Question

In Exercises \(5-22,\) a parametrization is given for a curve. (a) Graph the curve. What are the initial and terminal points, if any? Indicate the direction in which the curve is traced. (b) Find a Cartesian equation for a curve that contains the parametrized curve. What portion of the graph of the Cartesian equation is traced by the parametrized curve? $$x=\sin (2 \pi t), \quad y=\cos (2 \pi t), \quad 0 \leq t \leq 1$$

Short answer

The parametric equations \(x=\sin (2 \pi t)\), \(y=\cos (2 \pi t)\) trace a circle with center at the origin and radius 1 in counterclockwise direction starting and ending at (0,1). The Cartesian equation equivalent is \(x^2 + y^2 = 1\).
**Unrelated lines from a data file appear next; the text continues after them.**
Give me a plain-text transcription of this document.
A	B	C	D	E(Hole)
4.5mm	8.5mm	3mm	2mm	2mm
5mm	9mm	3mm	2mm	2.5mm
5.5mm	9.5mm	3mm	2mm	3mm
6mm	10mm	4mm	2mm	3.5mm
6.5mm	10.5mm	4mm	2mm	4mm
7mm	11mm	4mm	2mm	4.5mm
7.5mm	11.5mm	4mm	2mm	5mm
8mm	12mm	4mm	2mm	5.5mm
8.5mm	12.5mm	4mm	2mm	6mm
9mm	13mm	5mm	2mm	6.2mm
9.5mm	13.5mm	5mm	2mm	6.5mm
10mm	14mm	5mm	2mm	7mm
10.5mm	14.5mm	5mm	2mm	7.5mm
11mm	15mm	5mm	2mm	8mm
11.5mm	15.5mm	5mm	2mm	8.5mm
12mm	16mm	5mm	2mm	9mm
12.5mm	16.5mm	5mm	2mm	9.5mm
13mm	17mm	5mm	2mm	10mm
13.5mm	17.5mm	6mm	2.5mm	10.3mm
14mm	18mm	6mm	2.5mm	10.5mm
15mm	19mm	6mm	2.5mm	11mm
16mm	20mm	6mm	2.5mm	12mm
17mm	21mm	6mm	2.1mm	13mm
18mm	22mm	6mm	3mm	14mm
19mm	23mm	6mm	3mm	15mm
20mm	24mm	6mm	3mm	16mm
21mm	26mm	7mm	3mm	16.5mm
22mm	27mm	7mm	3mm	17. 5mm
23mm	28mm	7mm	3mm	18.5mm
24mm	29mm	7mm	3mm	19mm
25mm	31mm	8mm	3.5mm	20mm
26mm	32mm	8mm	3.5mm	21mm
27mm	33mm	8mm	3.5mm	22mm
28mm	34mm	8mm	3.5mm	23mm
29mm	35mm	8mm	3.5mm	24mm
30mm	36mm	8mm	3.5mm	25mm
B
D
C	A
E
The entire graph of the Cartesian equation is traced.

Step-by-step solution

- Graph the curve

We have the parametrized equations for the curve as \(x=\sin (2 \pi t)\), \(y=\cos (2 \pi t)\) where \(0 \leq t \leq 1\). This traces out a circle once counter-clockwise about the origin with radius 1. Because we’re moving counter-clockwise around the circle we know that at \(t = 0\) the point on the circle will be at (0, 1) and at \(t = 1\) we will be at the same point.

- Determine the direction of the curve

Since \(t\) goes from 0 to 1, we start from point (0, 1). As \(t\) increases, \(\sin(2 \pi t)\) and \(\cos(2 \pi t)\) traces out the circle once in a counterclockwise direction and then return to point (0, 1). Thus, the curve is traced in a counterclockwise direction from (0,1) back to itself.

- Find a Cartesian equation

Since \(x = \sin (2 \pi t)\) and \(y = \cos (2 \pi t)\), then \(x^2 + y^2 = \sin^2(2 \pi t) + \cos^2(2 \pi t) = 1\). So, the Cartesian equation for the curve is \(x^2 + y^2 = 1\). This is simply a circle with radius 1, centered at the origin. The graph of the parametric curve is exactly the same as the graph of this circle. Being more precise, it starts at (0,1) and traces out the circle once, ending at (0,1).

- Identify the traced portion

Since the parametrized equations trace out the whole circle from \(t = 0\) to \(t = 1\), so the portion of the graph of the Cartesian equation that is traced by the parametric curve is the whole circle.